Keluarga adalah unit sosial yang berperan sangat besar terhadap perkembangan sosial dan kepribadian anggota keluarganya. Apapun yang terjadi dalam keluarga berdampak pada perasaan anggota keluarga, baik berupa kebahagiaan, kenyamanan, kedamaian, sejahtera, kepuasan secara fisik, mental dan ekonomi.
Keluarga yang tidak harmonis adalah terjadinya anggota keluarganya yang merasa adanya tidak adil dalam mendapat perlakuan oleh pihak lainnya dari keluarga tersebut.

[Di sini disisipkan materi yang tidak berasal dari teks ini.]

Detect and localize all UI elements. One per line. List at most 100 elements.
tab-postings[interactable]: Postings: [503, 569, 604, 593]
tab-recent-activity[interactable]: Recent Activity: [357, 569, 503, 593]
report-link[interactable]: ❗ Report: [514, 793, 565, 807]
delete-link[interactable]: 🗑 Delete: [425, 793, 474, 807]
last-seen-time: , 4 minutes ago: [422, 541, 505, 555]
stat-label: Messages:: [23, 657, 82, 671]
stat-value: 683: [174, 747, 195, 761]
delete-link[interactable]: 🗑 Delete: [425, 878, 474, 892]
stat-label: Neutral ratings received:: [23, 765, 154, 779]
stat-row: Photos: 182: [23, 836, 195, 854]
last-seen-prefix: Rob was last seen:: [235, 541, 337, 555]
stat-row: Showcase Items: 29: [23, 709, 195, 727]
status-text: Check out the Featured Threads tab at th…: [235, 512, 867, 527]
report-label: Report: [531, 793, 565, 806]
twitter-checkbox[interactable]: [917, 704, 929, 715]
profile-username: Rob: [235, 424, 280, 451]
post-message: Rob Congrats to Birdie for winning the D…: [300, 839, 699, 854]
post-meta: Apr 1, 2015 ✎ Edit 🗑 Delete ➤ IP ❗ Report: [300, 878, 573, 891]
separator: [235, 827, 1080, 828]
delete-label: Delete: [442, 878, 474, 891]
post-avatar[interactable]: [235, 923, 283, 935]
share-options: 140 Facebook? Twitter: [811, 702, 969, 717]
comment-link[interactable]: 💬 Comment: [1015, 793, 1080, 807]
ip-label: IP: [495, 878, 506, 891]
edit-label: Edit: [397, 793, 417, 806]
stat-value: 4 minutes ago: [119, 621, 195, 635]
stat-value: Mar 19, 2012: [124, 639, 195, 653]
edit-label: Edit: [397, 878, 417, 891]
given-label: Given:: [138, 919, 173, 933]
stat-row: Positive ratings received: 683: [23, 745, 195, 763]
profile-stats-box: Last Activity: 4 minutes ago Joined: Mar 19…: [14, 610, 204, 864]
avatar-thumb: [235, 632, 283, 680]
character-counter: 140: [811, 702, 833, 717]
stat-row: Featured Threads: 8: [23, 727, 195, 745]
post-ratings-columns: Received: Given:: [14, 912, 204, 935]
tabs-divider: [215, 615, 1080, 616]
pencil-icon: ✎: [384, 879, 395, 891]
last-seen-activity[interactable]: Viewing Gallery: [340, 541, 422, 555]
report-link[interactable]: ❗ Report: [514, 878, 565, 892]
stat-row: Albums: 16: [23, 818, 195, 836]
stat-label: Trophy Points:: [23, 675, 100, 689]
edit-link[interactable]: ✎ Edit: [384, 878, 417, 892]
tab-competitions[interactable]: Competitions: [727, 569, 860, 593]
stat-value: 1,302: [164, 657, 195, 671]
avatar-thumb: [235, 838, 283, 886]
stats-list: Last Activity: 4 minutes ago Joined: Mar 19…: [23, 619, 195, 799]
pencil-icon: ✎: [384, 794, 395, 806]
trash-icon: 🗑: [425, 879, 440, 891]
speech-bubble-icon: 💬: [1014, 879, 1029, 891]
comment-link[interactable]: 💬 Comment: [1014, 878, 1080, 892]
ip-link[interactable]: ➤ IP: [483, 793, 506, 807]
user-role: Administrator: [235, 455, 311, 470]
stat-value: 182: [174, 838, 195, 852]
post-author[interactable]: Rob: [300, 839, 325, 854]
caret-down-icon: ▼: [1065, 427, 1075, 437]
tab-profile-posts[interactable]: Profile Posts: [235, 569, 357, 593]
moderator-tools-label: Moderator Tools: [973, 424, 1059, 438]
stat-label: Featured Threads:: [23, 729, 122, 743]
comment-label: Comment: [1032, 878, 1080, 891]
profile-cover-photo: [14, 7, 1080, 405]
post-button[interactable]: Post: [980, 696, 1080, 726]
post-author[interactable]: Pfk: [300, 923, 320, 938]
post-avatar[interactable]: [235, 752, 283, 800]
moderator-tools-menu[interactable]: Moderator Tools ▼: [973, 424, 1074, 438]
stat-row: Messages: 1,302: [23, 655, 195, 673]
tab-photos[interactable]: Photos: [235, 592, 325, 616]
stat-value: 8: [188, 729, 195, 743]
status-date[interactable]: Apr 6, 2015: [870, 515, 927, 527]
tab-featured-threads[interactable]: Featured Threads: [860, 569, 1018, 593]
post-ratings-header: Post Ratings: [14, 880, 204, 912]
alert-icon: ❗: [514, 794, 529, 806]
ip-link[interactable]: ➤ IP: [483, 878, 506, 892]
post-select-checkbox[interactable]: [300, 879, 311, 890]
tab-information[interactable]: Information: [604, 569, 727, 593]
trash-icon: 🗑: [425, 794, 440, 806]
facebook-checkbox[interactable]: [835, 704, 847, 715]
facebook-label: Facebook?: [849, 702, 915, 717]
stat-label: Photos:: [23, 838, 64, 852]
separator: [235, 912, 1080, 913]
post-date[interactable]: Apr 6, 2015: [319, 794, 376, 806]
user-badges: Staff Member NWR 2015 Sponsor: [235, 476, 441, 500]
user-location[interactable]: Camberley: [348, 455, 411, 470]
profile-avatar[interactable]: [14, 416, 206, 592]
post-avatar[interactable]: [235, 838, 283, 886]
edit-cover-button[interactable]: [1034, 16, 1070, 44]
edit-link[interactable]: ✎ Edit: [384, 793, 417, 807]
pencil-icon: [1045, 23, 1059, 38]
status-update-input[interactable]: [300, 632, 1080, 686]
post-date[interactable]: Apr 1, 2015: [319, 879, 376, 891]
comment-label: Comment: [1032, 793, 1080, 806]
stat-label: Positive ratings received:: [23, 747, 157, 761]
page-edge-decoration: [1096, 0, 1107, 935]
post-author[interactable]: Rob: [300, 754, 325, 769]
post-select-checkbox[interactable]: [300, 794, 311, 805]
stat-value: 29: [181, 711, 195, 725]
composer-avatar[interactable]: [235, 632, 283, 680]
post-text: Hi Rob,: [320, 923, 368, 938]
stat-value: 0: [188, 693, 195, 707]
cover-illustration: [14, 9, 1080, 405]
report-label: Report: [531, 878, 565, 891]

Hal ini menjadi peristiwa yang rentan terjadinya kekerasan baik fisik, psikis, ekonomi dan seksual.
Perempuan sering kali mendapat kekerasan berupa fisik dalam rumah tangga. Seperti yang baru terjadi dalam kasus artis Venna Melinda. Di mana artis yang biasa terlihat harmonis dan romantis di media dengan usia perkawinan yang belum genap satu tahun itu. Venna tiba-tiba melaporkan suaminya sebagai pelaku KDRT. Tindakan tepat dari korban yang langsung melapor polisi dengan melakukan visum sebagai bukti kuat atas perlakuan kekerasan yang menimpa dirinya.
KDRT masih Marak
Maraknya kekerasan dalam rumah tangga, seperti kasus KDRT Vena Melinda, bisa menimpa siapa saja tanpa kecuali. Kekerasan adalah peristiwa yang tidak mengandung maslahat. Apalagi jika perlakuan kekerasan karena korban adalah seorang perempuan, yang kerap dianggap lemah serta tak berdaya.
Berumah tangga seharusnya mengandung prinsip keadilan hakiki bagi perempuan, sehingga ia harus mendapat perlindungan dan tidak mendapat perlakuan kasar dari siapapun. Terutama ketika perempuan justru malah menjadi korban kekerasan oleh suaminya, hal tersebut termasuk menjadi bagian dari pengalaman sosial perempuan. Yakni berupa kekerasan fisik, psikis dan seksual.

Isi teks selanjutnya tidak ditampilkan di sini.